C-C motif glycoprotein ligand 5 (CCL5) and its GPCR CCR5: Macromolecular game-changers in cancer biology.

The C-C motif chemokine ligand 5 (CCL5; also known as RANTES) and its primary G-protein-coupled receptor (GPCR), CCR5, establish complicated signaling pathways, affecting tumor progression through context-dependent immunomodulation and direct contacts with neoplastic cells. This review summarizes current structural and functional evidence linking CCL5's O-linked glycosylation, oligomerization, and glycosaminoglycan interactions to its affinity for CCR5, tissue retention, and gradient formation-molecular attributes that govern leukocyte recruitment, stromal remodeling, angiogenesis, and metastasis. It also discusses mechanistic data showing how CCL5/CCR5 signaling promotes protumorigenic processes, including the recruitment of regulatory T cells (Tregs) and myeloid-derived suppressor cells (MDSCs), polarization of tumor-associated macrophages (TAMs), epithelial-mesenchymal transition (EMT), stabilization of programmed cell death-ligand 1 (PD-L1), and therapeutic resistance. In particular, in immune-activating conditions, the recruitment of conventional type 1 dendritic cells (cDC1s), natural killer (NK) cells, and CD8 T cells is augmented, hence fortifying anticancer immunity.
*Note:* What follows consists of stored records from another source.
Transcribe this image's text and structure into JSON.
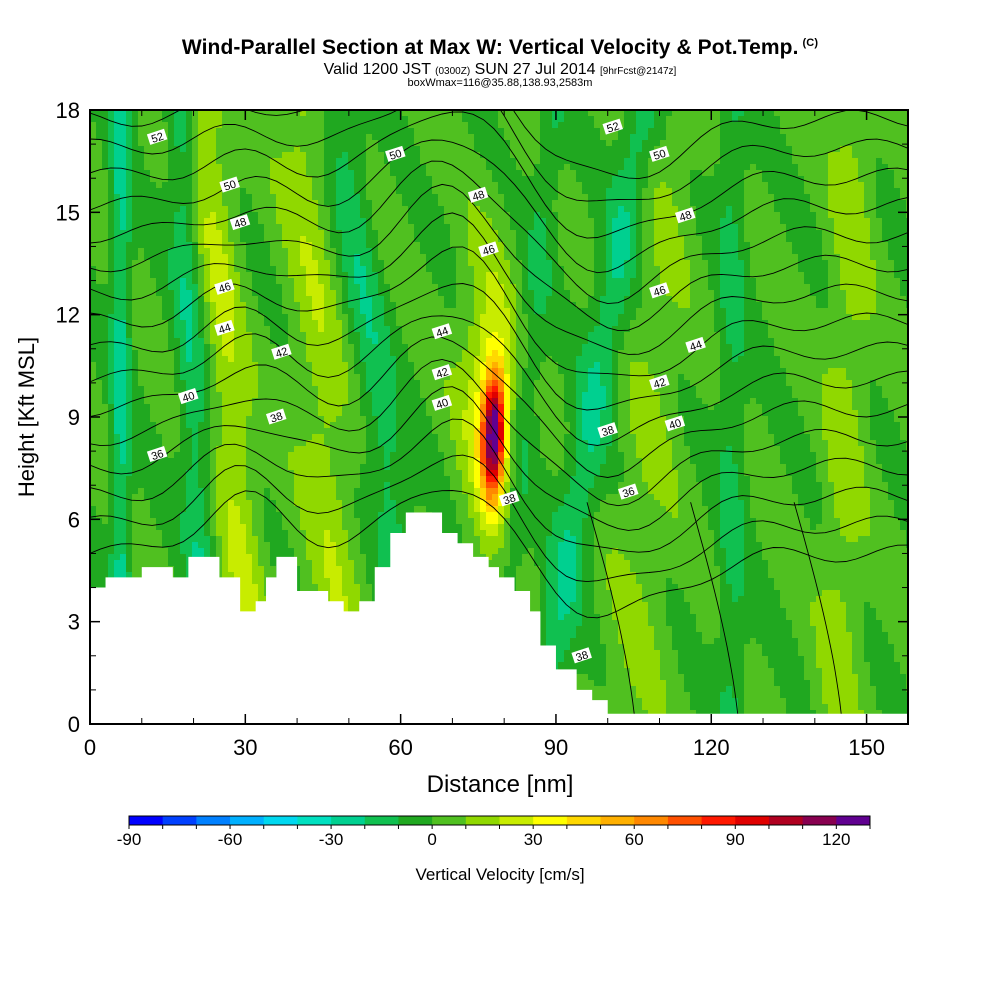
{
  "header": {
    "title_main": "Wind-Parallel Section at Max W: Vertical Velocity & Pot.Temp.",
    "title_mark": "(C)",
    "subtitle_a": "Valid 1200 JST",
    "subtitle_b": "(0300Z)",
    "subtitle_c": "SUN 27 Jul 2014",
    "subtitle_d": "[9hrFcst@2147z]",
    "info": "boxWmax=116@35.88,138.93,2583m"
  },
  "chart_data": {
    "type": "heatmap",
    "title": "Wind-Parallel Section at Max W: Vertical Velocity & Pot.Temp.",
    "xlabel": "Distance [nm]",
    "ylabel": "Height [Kft MSL]",
    "xlim": [
      0,
      158
    ],
    "ylim": [
      0,
      18
    ],
    "x_ticks": [
      0,
      30,
      60,
      90,
      120,
      150
    ],
    "y_ticks": [
      0,
      3,
      6,
      9,
      12,
      15,
      18
    ],
    "colorbar": {
      "label": "Vertical Velocity [cm/s]",
      "range": [
        -90,
        130
      ],
      "step": 10,
      "tick_labels": [
        -90,
        -60,
        -30,
        0,
        30,
        60,
        90,
        120
      ],
      "colors": [
        "#0000ff",
        "#0040ff",
        "#0080ff",
        "#00b0ff",
        "#00d8f0",
        "#00e0c0",
        "#00d090",
        "#10c050",
        "#20a820",
        "#50c020",
        "#90d800",
        "#c8ec00",
        "#ffff00",
        "#ffd800",
        "#ffb000",
        "#ff8800",
        "#ff5000",
        "#ff1800",
        "#e00000",
        "#b00020",
        "#880050",
        "#600090"
      ]
    },
    "series": [
      {
        "name": "Vertical Velocity [cm/s]",
        "max_value": 116,
        "max_location_nm": 78,
        "max_height_kft": 8.5
      },
      {
        "name": "Pot.Temp.",
        "contour_labels": [
          36,
          38,
          40,
          42,
          44,
          46,
          48,
          50,
          52
        ]
      }
    ],
    "contour_label_points": [
      {
        "value": 52,
        "x": 13,
        "y": 17.2
      },
      {
        "value": 50,
        "x": 27,
        "y": 15.8
      },
      {
        "value": 48,
        "x": 29,
        "y": 14.7
      },
      {
        "value": 46,
        "x": 26,
        "y": 12.8
      },
      {
        "value": 44,
        "x": 26,
        "y": 11.6
      },
      {
        "value": 42,
        "x": 37,
        "y": 10.9
      },
      {
        "value": 40,
        "x": 19,
        "y": 9.6
      },
      {
        "value": 38,
        "x": 36,
        "y": 9.0
      },
      {
        "value": 36,
        "x": 13,
        "y": 7.9
      },
      {
        "value": 50,
        "x": 59,
        "y": 16.7
      },
      {
        "value": 48,
        "x": 75,
        "y": 15.5
      },
      {
        "value": 46,
        "x": 77,
        "y": 13.9
      },
      {
        "value": 44,
        "x": 68,
        "y": 11.5
      },
      {
        "value": 42,
        "x": 68,
        "y": 10.3
      },
      {
        "value": 40,
        "x": 68,
        "y": 9.4
      },
      {
        "value": 38,
        "x": 81,
        "y": 6.6
      },
      {
        "value": 52,
        "x": 101,
        "y": 17.5
      },
      {
        "value": 50,
        "x": 110,
        "y": 16.7
      },
      {
        "value": 48,
        "x": 115,
        "y": 14.9
      },
      {
        "value": 46,
        "x": 110,
        "y": 12.7
      },
      {
        "value": 44,
        "x": 117,
        "y": 11.1
      },
      {
        "value": 42,
        "x": 110,
        "y": 10.0
      },
      {
        "value": 40,
        "x": 113,
        "y": 8.8
      },
      {
        "value": 38,
        "x": 100,
        "y": 8.6
      },
      {
        "value": 36,
        "x": 104,
        "y": 6.8
      },
      {
        "value": 38,
        "x": 95,
        "y": 2.0
      }
    ]
  },
  "colors": {
    "frame": "#000000",
    "terrain": "#ffffff",
    "contour": "#000000"
  }
}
Data from several tumors reveal both detrimental and beneficial effects, dependent on the tumor microenvironment (TME) and therapeutic context. Translational techniques employing CCR5 antagonists such as Maraviroc, GAG-binding modulators, glycoengineered CCL5 variants, delivery systems, and their integration with immune checkpoint inhibitors (ICIs) and targeted therapies are highlighted for their considerable therapeutic promise. Critical research priorities, encompassing single-cell phenotyping, CRISPR-mediated screening of chemokine pathways, and structural-functional mapping, are outlined to facilitate precise modulation of the CCL5/CCR5 axis in targeted cancer therapy. This review addresses structural biology and tumor immunology to identify the CCL5/CCR5 axis as a multifaceted yet promising biological target for innovative cancer therapeutics.